When results from both groups were compared, the researchers found that initial levels of catecholamines in the stress cardiomyopathy patients were two to three times the levels among patients with classic heart attack, and seven to 34 times normal levels.
Catecholamine metabolites, such as metanephrine and normetanephrine, were also massively elevated, as were other stress-related proteins, such as neuropeptide Y, brain natriuretic peptide and serotonin. These results provided added confirmation that the syndrome was stress induced. Heart biopsies also showed an injury pattern consistent with a high catecholamine state and not heart attack.
A hallmark feature of the syndrome was the heart's unique contraction pattern as viewed by echocardiogram, or ultrasound. While the base of the heart's main pumping chamber, the left ventricle, contracted normally, there was weakened contraction in the middle and upper portions of the muscle.

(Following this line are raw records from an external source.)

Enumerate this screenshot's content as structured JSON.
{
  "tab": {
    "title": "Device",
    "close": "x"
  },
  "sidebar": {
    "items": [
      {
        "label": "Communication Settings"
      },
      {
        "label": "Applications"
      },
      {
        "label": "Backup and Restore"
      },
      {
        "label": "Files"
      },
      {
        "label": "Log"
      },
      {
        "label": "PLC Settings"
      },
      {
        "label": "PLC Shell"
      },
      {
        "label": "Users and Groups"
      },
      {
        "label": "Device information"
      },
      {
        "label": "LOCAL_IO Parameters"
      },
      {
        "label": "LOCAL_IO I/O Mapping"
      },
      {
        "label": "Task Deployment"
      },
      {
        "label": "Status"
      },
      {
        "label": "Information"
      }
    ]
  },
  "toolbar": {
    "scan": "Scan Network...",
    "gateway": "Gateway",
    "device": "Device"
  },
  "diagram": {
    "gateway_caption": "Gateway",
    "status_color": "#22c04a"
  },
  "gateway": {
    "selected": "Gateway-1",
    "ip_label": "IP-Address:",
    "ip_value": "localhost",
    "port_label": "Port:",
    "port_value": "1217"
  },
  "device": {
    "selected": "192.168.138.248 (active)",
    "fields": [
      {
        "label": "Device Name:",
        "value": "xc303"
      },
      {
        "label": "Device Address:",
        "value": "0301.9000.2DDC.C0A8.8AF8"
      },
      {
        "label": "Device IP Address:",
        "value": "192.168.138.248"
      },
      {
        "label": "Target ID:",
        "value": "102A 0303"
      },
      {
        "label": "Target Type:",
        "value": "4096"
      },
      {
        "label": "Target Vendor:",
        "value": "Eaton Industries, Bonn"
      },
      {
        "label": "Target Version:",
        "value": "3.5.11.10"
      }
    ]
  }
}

Other characteristics included a distinctive pattern on electrocardiogram, or EKG.
"How stress hormones act to stun the heart remains unknown, but there are several possible explanations that will be the subject of additional studies," says study co-investigator and cardiologist Hunter Champion, M.D., Ph.D., an assistant professor at Hopkins and its Heart Institute. "The chemicals may cause spasm in the coronary arteries, or have a direct toxic effect on the heart muscle, or cause calcium overload that results in temporary dysfunction."
The researchers also plan to study whether certain patients have a specific genetic vulnerability for developing stress cardiomyopathy, and why it predominantly strikes older women.
While the folklore of "broken heart" syndrome has been around for decades, the prevalence of the condition remains unknown. According to Wittstein, some reports exist, mainly from Japan, and describe similar syndromes, but no biochemical analyses have previously been performed that link the condition to elevated catecholamine levels. The researchers contend that while stress cardiomyopathy is not as common as a typical heart attack, it likely occurs more frequently than doctors realize. They expect its numbers to increase as more physicians learn to recognize the syndrome's unique clinical features.